吳歡站在旁邊,看大家笑得這麼高興,自己也跟著扯了扯唇角,仰起的弧度卻又苦澀又生硬。
就連手裡的方子,仿佛也在隱隱發燙似的,將她的心炙烤的一片煎熬。
吳歡現在最慶幸的,就是還好她公婆和爸媽都不在這裡。
不然要是被他們知道了南嫿給她開方子的事,非得繼續往死裡催她不可。
那種如同噩夢一般的過去,她真的不想再承受一次了。
一片歡聲笑語中,吳歡胃裡不停的翻滾著,惡心想吐的感覺越發強烈。
她不想吃南嫿給她開的藥,她也不想懷孕。
這樣負麵的情緒實在太過強烈,讓她甚至連自己的老公潘博文也一塊恨上了。
剛搬來家屬院的時候,他們夫妻之間親密的次數還很頻繁。
但隨著遲遲沒辦法懷孕,次數便從夜夜都要,驟減成了每周一次。
潘博文每次都像是應付差事似的,對她極儘敷衍。
吳歡自己長的又瘦,做起那種事來得到的痛苦遠大於歡愉。
她明明難受的要死,卻為了懷孕,不得不裝出一副喜歡的樣子來。
吳歡不明白自己為什麼要承受這種痛苦,難道就因為她是個女人,就不得不淪喪自己的尊嚴嗎。
她低下頭,指甲緊緊地嵌在手心的軟肉裡,幾乎要把自己掐出血來。
但在場的人,誰都沒有注意到吳歡的這些陰暗麵。
女人們紮堆聚在一起,談論的話題又剛好是懷孕生孩子的事兒,說著說著便自然而然的提起了自己的老公。
“我家那口子彆提有多不愛洗襪子了,我每天耳提麵命的提醒他,就是沒辦法把這壞毛病糾正過來。
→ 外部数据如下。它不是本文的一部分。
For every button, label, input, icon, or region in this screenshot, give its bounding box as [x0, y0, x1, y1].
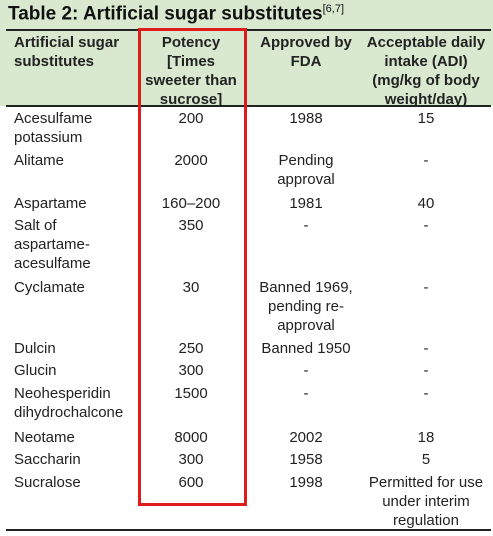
- table-cell: Alitame: [14, 152, 65, 169]
- table-cell: 1981: [289, 195, 323, 212]
- table-cell: Neotame: [14, 429, 75, 446]
- rule: [6, 105, 491, 107]
- table-cell: 18: [417, 429, 435, 446]
- table-cell: -: [423, 217, 429, 234]
- title-reference: [6,7]: [322, 3, 345, 15]
- column-header: Approved by FDA: [260, 34, 352, 70]
- table-cell: -: [423, 385, 429, 402]
- table-cell: Glucin: [14, 362, 57, 379]
- table-cell: 200: [178, 110, 204, 127]
- table-cell: 2002: [289, 429, 323, 446]
- table-cell: Neohesperidin dihydrochalcone: [14, 385, 124, 421]
- table-cell: 30: [182, 279, 200, 296]
- table-cell: -: [423, 279, 429, 296]
- table-cell: Permitted for use under interim regulati…: [368, 474, 484, 529]
- table-cell: 600: [178, 474, 204, 491]
- column-header: Acceptable daily intake (ADI) (mg/kg of …: [366, 34, 486, 108]
- rule: [6, 29, 491, 31]
- table-cell: -: [303, 362, 309, 379]
- rule: [6, 529, 491, 531]
- column-header: Artificial sugar substitutes: [14, 34, 120, 70]
- table-cell: Dulcin: [14, 340, 56, 357]
- table-cell: -: [303, 385, 309, 402]
- table-title: Table 2: Artificial sugar substitutes[6,…: [8, 3, 344, 25]
- table-cell: 15: [417, 110, 435, 127]
- table-cell: Sucralose: [14, 474, 81, 491]
- table-cell: 300: [178, 451, 204, 468]
- table-cell: 8000: [174, 429, 208, 446]
- table-cell: -: [303, 217, 309, 234]
- table-cell: -: [423, 362, 429, 379]
- table-cell: Banned 1950: [261, 340, 351, 357]
- table-cell: Saccharin: [14, 451, 81, 468]
- table-cell: 1500: [174, 385, 208, 402]
- table-cell: 250: [178, 340, 204, 357]
- table-cell: Aspartame: [14, 195, 87, 212]
- table-cell: 2000: [174, 152, 208, 169]
- table-cell: 1988: [289, 110, 323, 127]
- table-cell: Salt of aspartame-acesulfame: [14, 217, 91, 272]
- table-cell: 1958: [289, 451, 323, 468]
- table-cell: Acesulfame potassium: [14, 110, 93, 146]
- column-header: Potency [Times sweeter than sucrose]: [145, 34, 237, 108]
- table-cell: 1998: [289, 474, 323, 491]
- table-cell: 350: [178, 217, 204, 234]
- title-text: Table 2: Artificial sugar substitutes: [8, 3, 323, 25]
- table-cell: -: [423, 340, 429, 357]
- table-cell: 300: [178, 362, 204, 379]
- highlight-box: [138, 28, 247, 506]
- table-cell: 5: [421, 451, 431, 468]
- table-cell: Cyclamate: [14, 279, 85, 296]
- table-cell: Banned 1969, pending re-approval: [259, 279, 353, 334]
- table-cell: -: [423, 152, 429, 169]
- table-cell: 160–200: [161, 195, 221, 212]
- table-cell: Pending approval: [277, 152, 335, 188]
- table-cell: 40: [417, 195, 435, 212]
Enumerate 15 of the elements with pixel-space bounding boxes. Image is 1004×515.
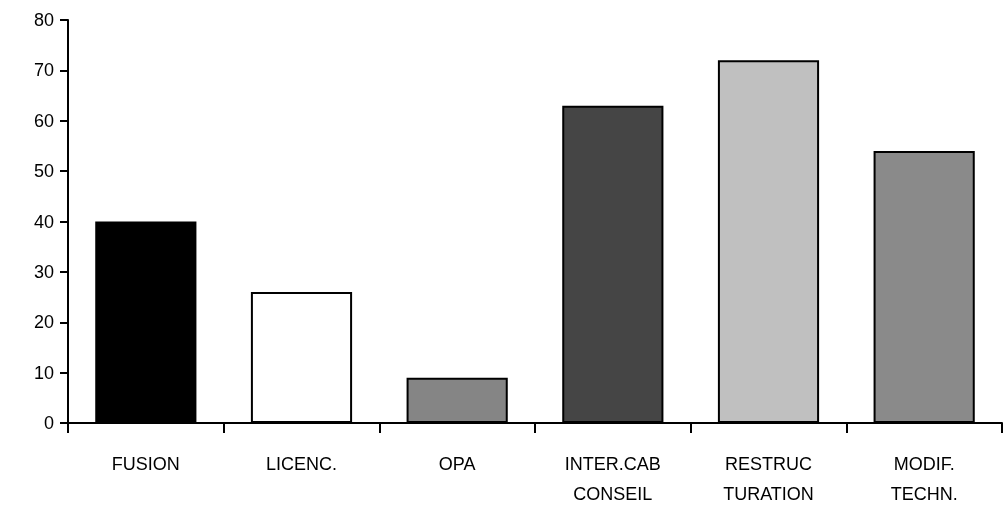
y-tick-label: 60 (33, 110, 54, 131)
x-tick-label: OPA (438, 454, 476, 474)
x-tick-label: INTER.CAB CONSEIL (564, 454, 661, 504)
y-tick-label: 40 (33, 211, 54, 232)
x-tick-label: RESTRUC TURATION (723, 454, 814, 504)
y-tick-label: 20 (33, 312, 54, 333)
y-tick-label: 50 (33, 161, 54, 182)
y-tick-label: 80 (33, 10, 54, 30)
y-tick-label: 70 (33, 60, 54, 81)
x-tick-label: LICENC. (265, 454, 338, 474)
y-tick-label: 10 (33, 362, 54, 383)
x-tick-label: FUSION (111, 454, 180, 474)
y-tick-label: 0 (43, 413, 54, 433)
x-tick-label: MODIF. TECHN. (890, 454, 958, 504)
y-tick-label: 30 (33, 261, 54, 282)
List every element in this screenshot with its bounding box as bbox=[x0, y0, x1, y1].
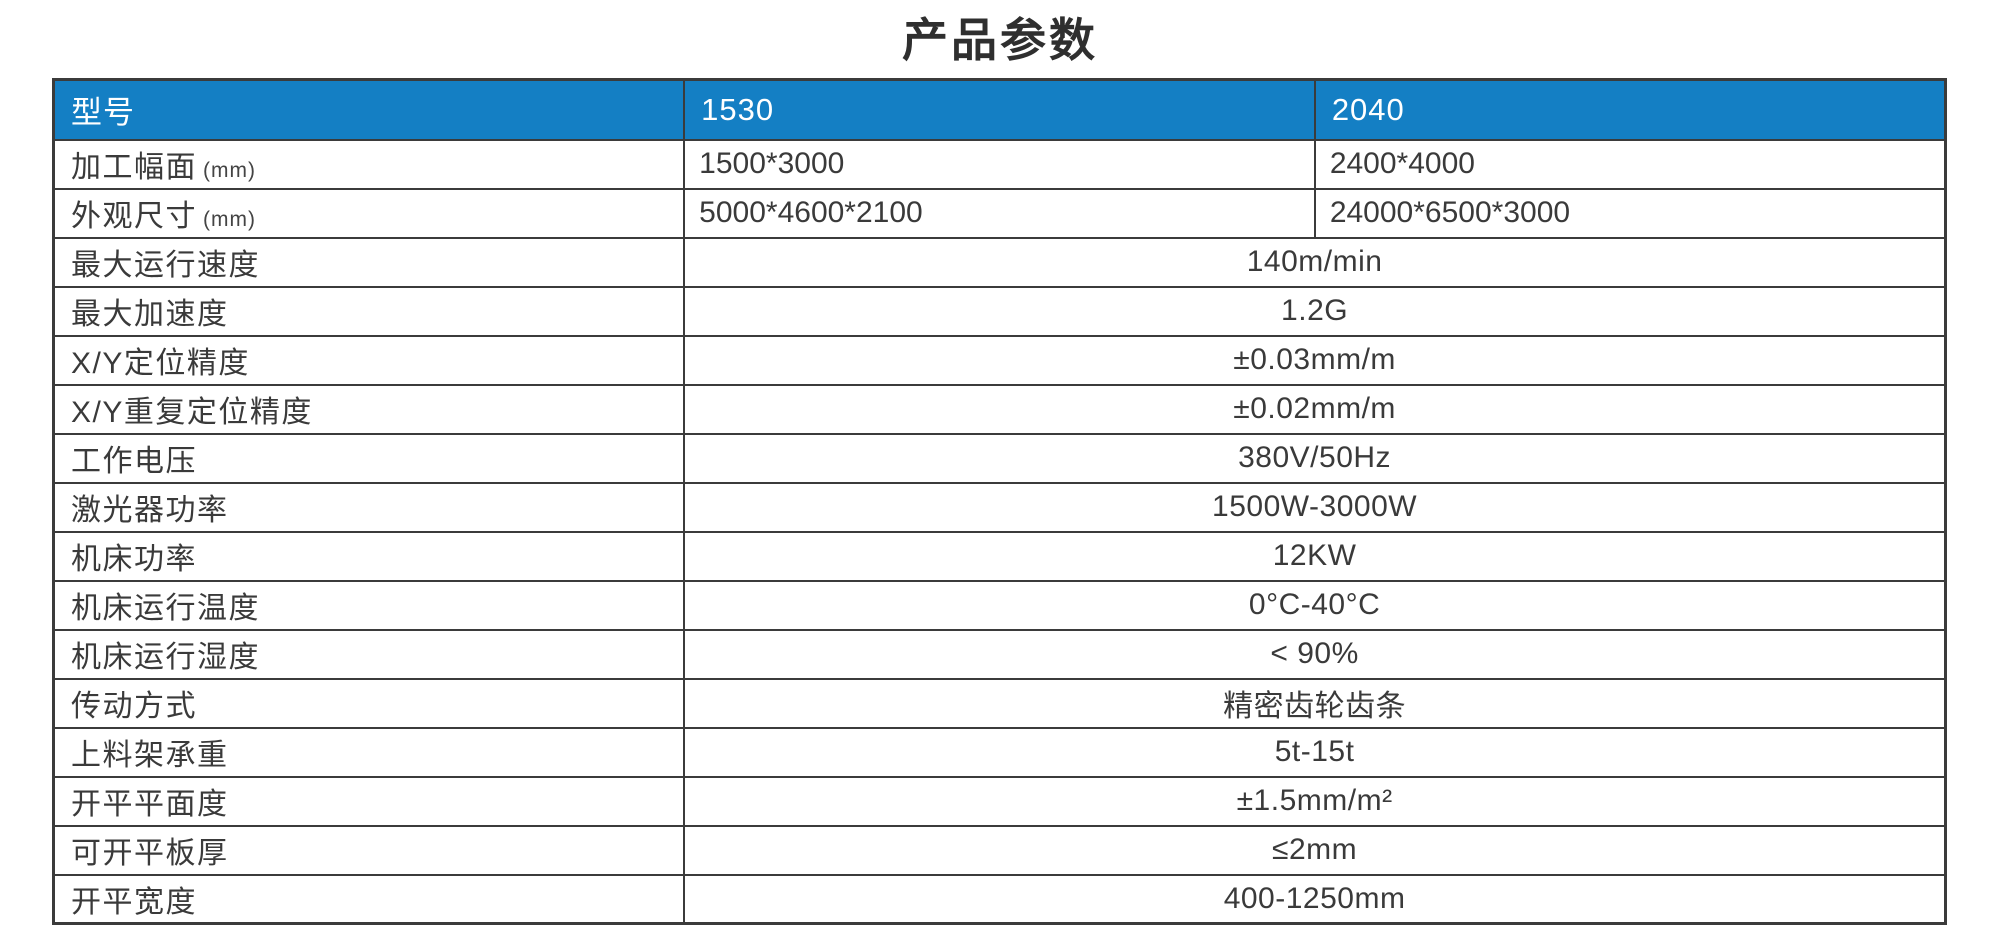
row-value-1530: 1500*3000 bbox=[683, 138, 1316, 190]
table-row-laser-power: 激光器功率 1500W-3000W bbox=[52, 481, 1947, 533]
row-value-merged: ±0.02mm/m bbox=[683, 383, 1947, 435]
row-value-merged: 1.2G bbox=[683, 285, 1947, 337]
header-cell-model-1530: 1530 bbox=[683, 78, 1316, 141]
table-row-working-voltage: 工作电压 380V/50Hz bbox=[52, 432, 1947, 484]
table-row-working-area: 加工幅面 (mm) 1500*3000 2400*4000 bbox=[52, 138, 1947, 190]
row-label-cell: 机床功率 bbox=[52, 530, 686, 582]
header-cell-model: 型号 bbox=[52, 78, 686, 141]
product-spec-table: 型号 1530 2040 加工幅面 (mm) 1500*3000 2400*400… bbox=[52, 78, 1947, 925]
table-row-leveling-flatness: 开平平面度 ±1.5mm/m² bbox=[52, 775, 1947, 827]
row-value-merged: ±0.03mm/m bbox=[683, 334, 1947, 386]
row-label-cell: 传动方式 bbox=[52, 677, 686, 729]
row-value-merged: 1500W-3000W bbox=[683, 481, 1947, 533]
table-row-operating-humidity: 机床运行湿度 < 90% bbox=[52, 628, 1947, 680]
row-label-cell: 开平宽度 bbox=[52, 873, 686, 925]
row-label-cell: X/Y重复定位精度 bbox=[52, 383, 686, 435]
row-value-merged: ≤2mm bbox=[683, 824, 1947, 876]
row-label-cell: 开平平面度 bbox=[52, 775, 686, 827]
row-label-cell: 最大加速度 bbox=[52, 285, 686, 337]
table-row-leveling-plate-thickness: 可开平板厚 ≤2mm bbox=[52, 824, 1947, 876]
table-row-transmission-type: 传动方式 精密齿轮齿条 bbox=[52, 677, 1947, 729]
row-value-2040: 24000*6500*3000 bbox=[1313, 187, 1947, 239]
row-value-merged: < 90% bbox=[683, 628, 1947, 680]
table-row-repeat-positioning-accuracy: X/Y重复定位精度 ±0.02mm/m bbox=[52, 383, 1947, 435]
table-row-positioning-accuracy: X/Y定位精度 ±0.03mm/m bbox=[52, 334, 1947, 386]
table-row-machine-power: 机床功率 12KW bbox=[52, 530, 1947, 582]
row-label-cell: 上料架承重 bbox=[52, 726, 686, 778]
row-value-2040: 2400*4000 bbox=[1313, 138, 1947, 190]
row-value-merged: 140m/min bbox=[683, 236, 1947, 288]
page-title: 产品参数 bbox=[902, 14, 1098, 66]
row-value-merged: 12KW bbox=[683, 530, 1947, 582]
table-row-operating-temperature: 机床运行温度 0°C-40°C bbox=[52, 579, 1947, 631]
row-value-merged: 5t-15t bbox=[683, 726, 1947, 778]
row-label-text: 外观尺寸 bbox=[71, 200, 197, 233]
row-value-1530: 5000*4600*2100 bbox=[683, 187, 1316, 239]
row-value-merged: 400-1250mm bbox=[683, 873, 1947, 925]
row-value-merged: 0°C-40°C bbox=[683, 579, 1947, 631]
row-label-cell: 机床运行温度 bbox=[52, 579, 686, 631]
table-row-loading-rack-capacity: 上料架承重 5t-15t bbox=[52, 726, 1947, 778]
row-label-text: 加工幅面 bbox=[71, 151, 197, 184]
row-label-cell: 激光器功率 bbox=[52, 481, 686, 533]
row-label-cell: 外观尺寸 (mm) bbox=[52, 187, 686, 239]
table-row-dimensions: 外观尺寸 (mm) 5000*4600*2100 24000*6500*3000 bbox=[52, 187, 1947, 239]
row-label-cell: X/Y定位精度 bbox=[52, 334, 686, 386]
row-label-unit: (mm) bbox=[203, 208, 256, 231]
row-label-unit: (mm) bbox=[203, 159, 256, 182]
table-row-leveling-width: 开平宽度 400-1250mm bbox=[52, 873, 1947, 925]
product-parameters-page: 产品参数 型号 1530 2040 加工幅面 (mm) 1500*3000 240… bbox=[0, 12, 2000, 950]
table-row-max-speed: 最大运行速度 140m/min bbox=[52, 236, 1947, 288]
row-value-merged: 380V/50Hz bbox=[683, 432, 1947, 484]
row-label-cell: 加工幅面 (mm) bbox=[52, 138, 686, 190]
row-label-cell: 最大运行速度 bbox=[52, 236, 686, 288]
row-label-cell: 可开平板厚 bbox=[52, 824, 686, 876]
row-label-cell: 工作电压 bbox=[52, 432, 686, 484]
table-header-row: 型号 1530 2040 bbox=[52, 78, 1947, 141]
header-cell-model-2040: 2040 bbox=[1313, 78, 1947, 141]
row-value-merged: 精密齿轮齿条 bbox=[683, 677, 1947, 729]
row-label-cell: 机床运行湿度 bbox=[52, 628, 686, 680]
row-value-merged: ±1.5mm/m² bbox=[683, 775, 1947, 827]
table-row-max-acceleration: 最大加速度 1.2G bbox=[52, 285, 1947, 337]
”
“男人嘛,不講衛生這可太正常了,我家那個出油賊厲害,天天跟掉色兒似的,不出三天就能把我新洗的床單睡得一片焦黃。”
話題到這裡本來還很正常,但不知是誰悠悠歎了口氣,無奈的說道。
“這些都是小毛病,對我來說最為難的還是床上那些事。我跟我家那口子結婚這麼多年,早已經沒有激情了。”